La psicoanalisi è morta?

24/02/2016 – 23:15

E’ passato un secolo dalla nascita della psicoanalisi ed è il momento di chiedersi se goda ancora di buona salute. C’è chi la dà per finita, chi ne apprezza l’evoluzione, chi è convinto che Freud abbia ancora tanto da dire. Ma forse la domanda ultima è: la psicoanalisi fa ancora stare meglio le persone? Guarisce? O i suoi metodi sono ormai obsoleti? Insomma, la psicoanalisi è viva o è morta? A “Lo stato dell’arte”, il programma di Rai Cultura in onda mercoledì 24 febbraio alle 23.15 su Rai5, Maurizio Ferraris ne parla con Maurilio Orbecchi, psichiatra e David Meghnagi, docente di psicologia clinica all’Università RomaTre.
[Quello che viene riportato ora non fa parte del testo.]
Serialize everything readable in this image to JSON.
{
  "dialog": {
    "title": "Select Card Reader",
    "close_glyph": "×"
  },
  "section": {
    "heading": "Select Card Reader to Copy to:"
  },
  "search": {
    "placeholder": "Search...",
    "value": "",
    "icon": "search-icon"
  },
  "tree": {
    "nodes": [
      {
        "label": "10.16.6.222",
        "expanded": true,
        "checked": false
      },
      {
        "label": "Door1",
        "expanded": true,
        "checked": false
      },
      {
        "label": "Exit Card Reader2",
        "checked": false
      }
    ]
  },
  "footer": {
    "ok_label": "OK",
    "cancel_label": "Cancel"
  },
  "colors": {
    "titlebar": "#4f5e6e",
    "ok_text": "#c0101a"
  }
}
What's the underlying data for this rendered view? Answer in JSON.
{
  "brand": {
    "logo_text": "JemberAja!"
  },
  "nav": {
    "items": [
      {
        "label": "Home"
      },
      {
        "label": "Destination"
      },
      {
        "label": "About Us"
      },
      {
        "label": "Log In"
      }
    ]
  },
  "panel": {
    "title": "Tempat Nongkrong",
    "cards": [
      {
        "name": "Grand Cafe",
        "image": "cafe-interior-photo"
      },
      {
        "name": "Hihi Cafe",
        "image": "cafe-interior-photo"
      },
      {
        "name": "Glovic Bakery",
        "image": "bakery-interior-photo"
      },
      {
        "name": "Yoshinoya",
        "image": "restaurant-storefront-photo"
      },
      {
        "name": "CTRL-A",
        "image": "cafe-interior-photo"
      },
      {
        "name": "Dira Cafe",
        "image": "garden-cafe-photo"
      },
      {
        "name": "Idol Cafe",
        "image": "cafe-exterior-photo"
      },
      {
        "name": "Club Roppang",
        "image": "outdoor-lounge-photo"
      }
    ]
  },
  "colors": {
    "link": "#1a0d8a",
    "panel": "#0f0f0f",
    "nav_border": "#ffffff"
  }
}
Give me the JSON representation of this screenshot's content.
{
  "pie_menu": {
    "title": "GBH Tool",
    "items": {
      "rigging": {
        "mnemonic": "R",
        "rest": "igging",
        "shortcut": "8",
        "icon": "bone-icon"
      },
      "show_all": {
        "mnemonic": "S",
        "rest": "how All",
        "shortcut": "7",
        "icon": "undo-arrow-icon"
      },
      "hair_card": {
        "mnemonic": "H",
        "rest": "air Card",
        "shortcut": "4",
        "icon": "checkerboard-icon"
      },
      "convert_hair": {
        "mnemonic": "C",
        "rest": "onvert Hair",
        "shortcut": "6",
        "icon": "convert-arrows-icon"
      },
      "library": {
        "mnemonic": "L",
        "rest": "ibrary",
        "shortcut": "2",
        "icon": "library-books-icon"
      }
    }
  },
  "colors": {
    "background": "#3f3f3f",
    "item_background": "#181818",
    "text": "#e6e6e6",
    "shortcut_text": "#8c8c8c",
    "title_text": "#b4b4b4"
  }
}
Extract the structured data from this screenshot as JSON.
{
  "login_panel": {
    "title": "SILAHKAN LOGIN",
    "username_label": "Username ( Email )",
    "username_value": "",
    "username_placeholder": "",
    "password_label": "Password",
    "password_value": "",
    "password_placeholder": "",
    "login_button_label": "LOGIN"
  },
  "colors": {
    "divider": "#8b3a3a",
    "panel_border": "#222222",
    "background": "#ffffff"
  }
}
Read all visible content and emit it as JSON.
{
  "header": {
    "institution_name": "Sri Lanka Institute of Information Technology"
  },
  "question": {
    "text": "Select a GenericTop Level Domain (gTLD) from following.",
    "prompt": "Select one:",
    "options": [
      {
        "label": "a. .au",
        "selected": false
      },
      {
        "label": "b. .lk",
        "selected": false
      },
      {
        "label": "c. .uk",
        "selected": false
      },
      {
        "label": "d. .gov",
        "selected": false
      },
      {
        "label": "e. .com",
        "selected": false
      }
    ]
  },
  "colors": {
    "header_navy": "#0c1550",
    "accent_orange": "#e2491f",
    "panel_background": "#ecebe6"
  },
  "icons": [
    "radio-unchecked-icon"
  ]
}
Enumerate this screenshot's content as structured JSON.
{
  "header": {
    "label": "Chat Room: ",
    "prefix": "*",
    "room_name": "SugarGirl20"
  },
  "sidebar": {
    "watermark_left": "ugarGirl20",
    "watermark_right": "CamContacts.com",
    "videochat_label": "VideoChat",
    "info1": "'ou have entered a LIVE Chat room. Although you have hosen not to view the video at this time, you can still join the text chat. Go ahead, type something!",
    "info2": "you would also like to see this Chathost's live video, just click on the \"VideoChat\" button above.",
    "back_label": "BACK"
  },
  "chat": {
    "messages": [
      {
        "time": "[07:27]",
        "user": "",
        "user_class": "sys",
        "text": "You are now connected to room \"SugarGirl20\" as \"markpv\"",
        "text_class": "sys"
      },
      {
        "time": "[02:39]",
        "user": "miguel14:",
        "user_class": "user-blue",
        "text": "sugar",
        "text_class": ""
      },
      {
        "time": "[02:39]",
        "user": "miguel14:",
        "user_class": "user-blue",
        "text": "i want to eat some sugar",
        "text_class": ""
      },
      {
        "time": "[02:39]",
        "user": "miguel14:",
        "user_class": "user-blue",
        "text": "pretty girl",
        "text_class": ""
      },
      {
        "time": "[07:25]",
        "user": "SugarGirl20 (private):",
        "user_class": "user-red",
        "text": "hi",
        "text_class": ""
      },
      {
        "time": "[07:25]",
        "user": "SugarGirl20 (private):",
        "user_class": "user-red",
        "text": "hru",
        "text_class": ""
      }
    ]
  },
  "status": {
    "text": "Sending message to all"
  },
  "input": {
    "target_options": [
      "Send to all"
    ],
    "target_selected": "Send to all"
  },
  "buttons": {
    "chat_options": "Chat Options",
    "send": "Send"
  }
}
Secondo  Maurilio Orbecchi la psicoanalisi è decisamente morta. “Psicoanalisi” è solo un marchio per descrivere un coacervo di una ventina di scuole diverse. E anche se una parte della moderna psicoanalisi si salva grazie ad una maggiore attenzione alle acquisizioni scientifiche, la vera psicoanalisi freudiana è scientificamente morta: a suo avviso non ha più senso parlare di inconscio, di fasi sessuali, di complesso di Edipo, di transfert. Per David Meghnagi, invece, la psicoanalisi sta benissimo. Freud ha creato un paradigma che è ancora molto attuale, e le sue teorie sono continuamente confermate, anche dalle neuroscienze. Il fatto che si sviluppino nuove, diverse terapie non è affatto in contraddizione con il passato: queste sono legate agli adattamenti sociali, ma nella sostanza c’è continuità e non contraddizione.